Group active since Wed, Jul 13, 2011
I Had an Idea and I just wanted to throw this out there.
I make a lot of different Hamburger and Chicken with rice recipes... mainly because they're the most affordable ingredients you can buy on a Budget. In fact the other day I made a new version of Chicken and Rice that my husband absolutely loved - I was joking with him afterward saying that as many different variations I've made of this one simple dish I could probably write a cookbook titled "101 Ways to Make Chicken and Rice"
Well a couple people wrote and said they would like that... even said they would probably buy it because they're ingredients that are common to most households which got me thinking...
With all the different chefs/ cooks/ mom's here I bet we could come up with a million different recipes for our favorite Rice based dishes after all, the number one staple of diets all over the world is rice.
What would you think of maybe collaborating all Our favorite rice ideas into a cookbook (or volumes depending on the number of recipes) and donating the proceeds from sales to "Share Our Strength"?
Share Our Strength is a NonProfit Organization that works with many chefs across the globe to feed hungry children all over the world. It is endorsed by Food Network Channel, and One of their National Spokespersons is Sandra Lee (from Semi Homemade)
I'm also thinking that maybe we could pitch it to Food Network (since Share Our Strength is their pet charity) they might endorse the sales of the book.

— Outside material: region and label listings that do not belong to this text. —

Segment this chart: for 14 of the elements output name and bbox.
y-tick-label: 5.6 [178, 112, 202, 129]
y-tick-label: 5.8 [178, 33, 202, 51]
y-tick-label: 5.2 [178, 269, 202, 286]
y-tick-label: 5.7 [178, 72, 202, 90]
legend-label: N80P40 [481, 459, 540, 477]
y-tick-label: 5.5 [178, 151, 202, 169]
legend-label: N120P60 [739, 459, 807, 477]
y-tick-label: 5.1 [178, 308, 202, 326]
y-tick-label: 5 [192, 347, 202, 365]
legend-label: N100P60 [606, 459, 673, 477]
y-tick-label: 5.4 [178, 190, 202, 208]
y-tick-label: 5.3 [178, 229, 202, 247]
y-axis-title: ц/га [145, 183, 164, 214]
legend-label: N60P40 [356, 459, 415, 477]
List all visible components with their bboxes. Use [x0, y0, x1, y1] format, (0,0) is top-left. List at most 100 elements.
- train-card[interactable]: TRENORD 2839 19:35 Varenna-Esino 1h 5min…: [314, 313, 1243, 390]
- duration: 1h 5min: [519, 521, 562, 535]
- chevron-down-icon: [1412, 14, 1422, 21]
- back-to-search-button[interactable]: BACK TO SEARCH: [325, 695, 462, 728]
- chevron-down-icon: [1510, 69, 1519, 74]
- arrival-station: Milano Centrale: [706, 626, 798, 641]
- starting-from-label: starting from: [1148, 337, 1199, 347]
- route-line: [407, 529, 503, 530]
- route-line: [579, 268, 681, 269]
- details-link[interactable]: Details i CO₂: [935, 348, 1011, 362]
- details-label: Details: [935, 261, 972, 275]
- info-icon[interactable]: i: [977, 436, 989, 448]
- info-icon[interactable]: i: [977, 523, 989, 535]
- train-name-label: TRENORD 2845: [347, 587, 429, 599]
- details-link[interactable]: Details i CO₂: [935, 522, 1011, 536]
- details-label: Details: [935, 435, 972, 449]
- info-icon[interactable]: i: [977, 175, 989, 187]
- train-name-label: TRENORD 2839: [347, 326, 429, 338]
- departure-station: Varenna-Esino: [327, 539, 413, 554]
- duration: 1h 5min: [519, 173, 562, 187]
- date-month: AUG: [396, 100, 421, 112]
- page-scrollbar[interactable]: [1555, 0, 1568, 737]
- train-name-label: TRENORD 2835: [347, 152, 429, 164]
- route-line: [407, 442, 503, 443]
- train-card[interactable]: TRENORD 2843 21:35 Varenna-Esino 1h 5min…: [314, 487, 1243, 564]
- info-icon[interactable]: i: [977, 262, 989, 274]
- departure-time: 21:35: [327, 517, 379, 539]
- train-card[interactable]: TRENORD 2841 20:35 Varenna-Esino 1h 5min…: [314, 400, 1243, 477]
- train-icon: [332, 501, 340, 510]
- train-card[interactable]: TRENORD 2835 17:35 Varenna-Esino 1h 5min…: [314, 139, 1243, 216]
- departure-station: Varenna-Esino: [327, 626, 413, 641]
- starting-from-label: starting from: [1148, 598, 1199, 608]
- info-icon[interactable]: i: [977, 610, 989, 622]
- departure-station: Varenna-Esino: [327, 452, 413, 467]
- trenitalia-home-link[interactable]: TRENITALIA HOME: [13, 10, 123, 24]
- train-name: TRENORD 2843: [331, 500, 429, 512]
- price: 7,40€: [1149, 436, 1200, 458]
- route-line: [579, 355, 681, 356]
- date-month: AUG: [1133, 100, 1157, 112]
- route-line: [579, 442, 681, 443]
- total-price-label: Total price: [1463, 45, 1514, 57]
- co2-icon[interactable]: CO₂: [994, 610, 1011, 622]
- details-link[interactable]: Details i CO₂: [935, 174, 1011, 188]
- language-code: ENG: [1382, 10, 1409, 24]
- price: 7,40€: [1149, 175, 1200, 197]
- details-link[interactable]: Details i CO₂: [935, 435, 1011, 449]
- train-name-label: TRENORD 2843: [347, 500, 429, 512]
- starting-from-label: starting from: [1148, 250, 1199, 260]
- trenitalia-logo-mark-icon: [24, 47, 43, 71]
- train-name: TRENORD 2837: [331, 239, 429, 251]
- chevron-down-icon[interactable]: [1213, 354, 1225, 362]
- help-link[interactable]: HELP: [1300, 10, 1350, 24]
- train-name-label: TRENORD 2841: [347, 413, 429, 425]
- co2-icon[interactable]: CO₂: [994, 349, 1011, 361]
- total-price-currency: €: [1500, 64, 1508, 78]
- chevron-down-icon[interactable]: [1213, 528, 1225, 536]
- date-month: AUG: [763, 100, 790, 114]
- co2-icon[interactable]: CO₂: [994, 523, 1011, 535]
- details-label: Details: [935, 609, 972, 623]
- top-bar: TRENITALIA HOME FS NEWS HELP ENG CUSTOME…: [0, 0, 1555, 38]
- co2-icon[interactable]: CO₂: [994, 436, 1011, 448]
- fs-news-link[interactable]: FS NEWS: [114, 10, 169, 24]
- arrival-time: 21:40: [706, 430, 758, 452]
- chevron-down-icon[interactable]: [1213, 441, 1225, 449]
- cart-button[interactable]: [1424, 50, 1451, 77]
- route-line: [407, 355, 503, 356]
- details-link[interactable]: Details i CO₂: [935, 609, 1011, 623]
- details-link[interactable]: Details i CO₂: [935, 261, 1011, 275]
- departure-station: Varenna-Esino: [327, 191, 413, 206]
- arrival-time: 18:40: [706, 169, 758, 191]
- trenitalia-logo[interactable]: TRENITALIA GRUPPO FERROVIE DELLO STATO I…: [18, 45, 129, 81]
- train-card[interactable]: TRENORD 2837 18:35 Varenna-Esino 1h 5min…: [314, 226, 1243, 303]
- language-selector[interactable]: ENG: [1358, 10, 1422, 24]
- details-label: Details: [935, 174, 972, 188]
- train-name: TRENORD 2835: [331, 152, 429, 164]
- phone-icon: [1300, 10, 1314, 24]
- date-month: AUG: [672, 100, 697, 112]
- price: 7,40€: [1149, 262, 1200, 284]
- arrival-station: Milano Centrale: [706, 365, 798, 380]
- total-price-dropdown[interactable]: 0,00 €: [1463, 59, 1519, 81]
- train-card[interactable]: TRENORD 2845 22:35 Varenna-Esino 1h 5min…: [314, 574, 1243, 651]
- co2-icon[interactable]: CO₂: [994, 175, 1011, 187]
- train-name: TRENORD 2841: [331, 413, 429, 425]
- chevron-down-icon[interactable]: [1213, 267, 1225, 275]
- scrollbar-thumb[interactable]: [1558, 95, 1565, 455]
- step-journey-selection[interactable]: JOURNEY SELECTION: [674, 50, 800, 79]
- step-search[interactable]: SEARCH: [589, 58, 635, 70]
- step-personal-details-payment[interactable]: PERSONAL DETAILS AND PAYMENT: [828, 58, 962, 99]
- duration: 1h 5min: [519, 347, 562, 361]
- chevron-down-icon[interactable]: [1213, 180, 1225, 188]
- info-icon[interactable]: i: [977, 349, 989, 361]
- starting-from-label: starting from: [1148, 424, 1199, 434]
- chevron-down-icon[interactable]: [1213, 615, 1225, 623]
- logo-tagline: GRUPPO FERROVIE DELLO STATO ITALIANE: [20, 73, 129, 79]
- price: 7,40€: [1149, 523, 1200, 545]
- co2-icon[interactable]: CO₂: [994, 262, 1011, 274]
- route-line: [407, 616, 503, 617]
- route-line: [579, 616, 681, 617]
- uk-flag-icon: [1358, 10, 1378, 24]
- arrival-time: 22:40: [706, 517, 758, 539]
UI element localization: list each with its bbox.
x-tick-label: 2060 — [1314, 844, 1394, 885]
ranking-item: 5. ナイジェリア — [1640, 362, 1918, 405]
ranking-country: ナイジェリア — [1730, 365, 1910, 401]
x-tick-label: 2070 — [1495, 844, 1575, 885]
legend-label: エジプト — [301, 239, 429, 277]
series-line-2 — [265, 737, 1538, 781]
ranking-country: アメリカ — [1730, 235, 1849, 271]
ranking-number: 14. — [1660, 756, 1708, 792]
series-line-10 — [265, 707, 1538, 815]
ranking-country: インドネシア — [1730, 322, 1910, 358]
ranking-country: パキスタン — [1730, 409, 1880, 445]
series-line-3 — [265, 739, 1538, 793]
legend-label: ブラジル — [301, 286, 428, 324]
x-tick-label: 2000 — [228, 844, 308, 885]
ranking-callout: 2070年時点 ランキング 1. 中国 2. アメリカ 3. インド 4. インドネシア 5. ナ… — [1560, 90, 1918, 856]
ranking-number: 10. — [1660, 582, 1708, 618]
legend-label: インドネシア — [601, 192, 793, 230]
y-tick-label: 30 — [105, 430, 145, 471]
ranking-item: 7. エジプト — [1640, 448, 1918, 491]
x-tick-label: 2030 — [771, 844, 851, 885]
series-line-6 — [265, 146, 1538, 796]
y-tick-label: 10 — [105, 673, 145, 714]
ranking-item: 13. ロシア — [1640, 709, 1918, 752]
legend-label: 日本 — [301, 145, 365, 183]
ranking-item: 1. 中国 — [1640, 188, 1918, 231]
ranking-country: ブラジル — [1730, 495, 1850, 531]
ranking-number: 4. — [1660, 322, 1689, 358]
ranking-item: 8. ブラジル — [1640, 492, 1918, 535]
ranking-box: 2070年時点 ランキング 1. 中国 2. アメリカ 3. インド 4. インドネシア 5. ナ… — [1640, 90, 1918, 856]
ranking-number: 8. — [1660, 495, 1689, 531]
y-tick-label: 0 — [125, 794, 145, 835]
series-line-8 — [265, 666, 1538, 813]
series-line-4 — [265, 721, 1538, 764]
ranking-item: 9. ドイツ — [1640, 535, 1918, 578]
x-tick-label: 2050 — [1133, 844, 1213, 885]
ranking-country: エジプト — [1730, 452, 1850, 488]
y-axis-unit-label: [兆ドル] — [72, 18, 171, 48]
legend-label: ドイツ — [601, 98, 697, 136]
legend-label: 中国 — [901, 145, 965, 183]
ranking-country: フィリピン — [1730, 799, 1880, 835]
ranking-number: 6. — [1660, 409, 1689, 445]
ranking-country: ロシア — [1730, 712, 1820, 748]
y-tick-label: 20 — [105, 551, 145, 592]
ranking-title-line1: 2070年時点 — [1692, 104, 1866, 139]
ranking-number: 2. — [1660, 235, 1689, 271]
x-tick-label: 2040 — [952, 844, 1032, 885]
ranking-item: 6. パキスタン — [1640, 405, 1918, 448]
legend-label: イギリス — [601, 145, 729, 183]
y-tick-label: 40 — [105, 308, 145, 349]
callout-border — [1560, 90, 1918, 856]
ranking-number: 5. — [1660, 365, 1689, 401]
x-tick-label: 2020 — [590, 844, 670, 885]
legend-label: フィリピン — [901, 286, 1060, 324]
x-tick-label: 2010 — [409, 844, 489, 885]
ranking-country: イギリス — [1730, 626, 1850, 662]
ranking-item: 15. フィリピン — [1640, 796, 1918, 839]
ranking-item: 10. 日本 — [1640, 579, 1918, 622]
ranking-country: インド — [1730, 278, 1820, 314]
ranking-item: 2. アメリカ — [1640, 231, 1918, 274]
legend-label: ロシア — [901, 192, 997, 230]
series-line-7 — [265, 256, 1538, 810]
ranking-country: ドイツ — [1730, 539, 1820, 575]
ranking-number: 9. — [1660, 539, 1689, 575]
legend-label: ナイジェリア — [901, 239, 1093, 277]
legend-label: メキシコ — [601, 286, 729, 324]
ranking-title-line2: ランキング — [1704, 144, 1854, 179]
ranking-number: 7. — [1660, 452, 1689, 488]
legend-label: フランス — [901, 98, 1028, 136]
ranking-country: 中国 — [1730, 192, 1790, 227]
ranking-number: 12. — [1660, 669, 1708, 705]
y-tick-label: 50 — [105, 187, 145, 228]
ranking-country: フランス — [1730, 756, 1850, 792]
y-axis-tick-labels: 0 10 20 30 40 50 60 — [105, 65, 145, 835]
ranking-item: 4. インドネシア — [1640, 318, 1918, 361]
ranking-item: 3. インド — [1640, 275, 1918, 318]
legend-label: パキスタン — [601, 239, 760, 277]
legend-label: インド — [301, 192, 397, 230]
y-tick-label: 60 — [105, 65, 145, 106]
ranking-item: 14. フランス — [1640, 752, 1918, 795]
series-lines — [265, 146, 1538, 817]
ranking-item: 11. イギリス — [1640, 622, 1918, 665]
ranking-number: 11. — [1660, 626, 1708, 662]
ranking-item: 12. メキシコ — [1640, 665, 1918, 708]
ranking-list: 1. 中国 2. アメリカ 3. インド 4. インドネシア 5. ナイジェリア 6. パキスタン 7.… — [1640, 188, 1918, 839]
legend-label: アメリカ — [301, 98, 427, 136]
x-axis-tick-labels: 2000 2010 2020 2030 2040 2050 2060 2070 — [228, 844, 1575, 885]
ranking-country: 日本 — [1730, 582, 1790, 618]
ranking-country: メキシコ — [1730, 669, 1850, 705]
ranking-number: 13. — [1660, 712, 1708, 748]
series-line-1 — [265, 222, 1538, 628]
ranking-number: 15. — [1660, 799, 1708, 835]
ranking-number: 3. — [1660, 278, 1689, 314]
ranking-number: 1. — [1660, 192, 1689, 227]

Naturally anyone who contributes a recipe would get their name and home town next to it(and even a small blurb about their recipe) So if you're interested in contributing a recipe or 10 , please add a link to whatever recipe(s) you contribute. Pictures aren't necessary but you can include those as well.
I welcome any thoughts or advice on this project.
Oct 21, 2011
I can never say this enough.... I am so thankful to each and every one of you for the recipes you've submitted and your support for our project.
I will let you know as I make progress and when to expect the finished results. Meanwhile, feel free to keep posting your recipes and anything else you'd like to post in here. You guys are absolutely the best!!
Oct 7, 2011
Creamy Vegetable and Rice Turnover
Oct 2, 2011
We are very near our goal of 300+ recipes (just over 280) and more coming in all the time. I couldn't have come this far without the support and recipes from each and every one of you who have contributed so generously.
Thank you thank you thankyou and a million more times, thank you.
Sep 1, 2011
I want to thank you for your interest in this project and for the great recipes you've been sharing. We're very close to our goal of 300 recipes and I have each and every one of you to thank for it. You all are amazing and simply the best!!!.
I do however need to address the recipes shared though. This cookbook is about rice and rice based recipes. I am only looking for recipes that either are made with rice, served over rice, have rice in them, or use rice based products (rice flour, rice noodles, rice wine, rice vinegar, rice cereals, rice milk, etc) If you submit recipes to this group, I'd really prefer that you submit just recipes that fit that profile. It's not that I don't appreciate the other recipes, but I won't be able to use them in the cookbook.
Secondly, some of you have been really wonderful about submitting recipes that fit the criteria but belong to people who aren't part of our discussion group. If you do this, PLEASE PLEASE PLEASE make sure you have that persons permission to let us use that recipe in the cookbook. Please understand, while recipes generally aren't copywrited, I don't want to upset anyone for printing their recipe in the cookbook without first clearing it with them.
Thankyou for understanding. And again, thankyou for your interest and participation in our project. I appreciate you more than you know!
Aug 24, 2011
Your Rice Gets Gummy
Result: Sticky, gummy goo. Next time, use more water.
Rice is the great staple grain of much of the world, but it can strike fear in the hearts of some American cooks who have learned that the famous 2:1 water-to-rice ratio is not reliable in many cases or for many varieties. And stovetop prep can be tricky (rice cookers are reliable, so if you love rice, consider buying one). Slightly undercooked rice can sometimes be fixed with more water and time, but the dreaded gummy rice is a dead loss.
When rice is cooked in the traditional way—simmering in a lidded pot—the close-packed grains rub together and release starch, often leading to stickiness. The solution is blessedly ratio-free, though it may seem counterintuitive: Use more water. Lots more, so you cook the rice like pasta until it reaches the proper consistency, then drain. The pasta method keeps rice from rubbing together too much as it cooks; draining ensures it won't suck up more water than it needs.
Check brown rice for doneness at around 25 minutes. You can also sauté brown rice in olive oil after it's drained, to evaporate excess moisture. For white rice, which absorbs water more readily, try sautéing the grains before boiling, for about two minutes in a tablespoon of oil. Then add roughly four times as much cold water as rice to the pan, and boil. Check for doneness at around 15 minutes (timing starts when water boils). The oil forms a protective layer around the white grains during boiling—and sautéing lends the rice deliciously toasty flavor.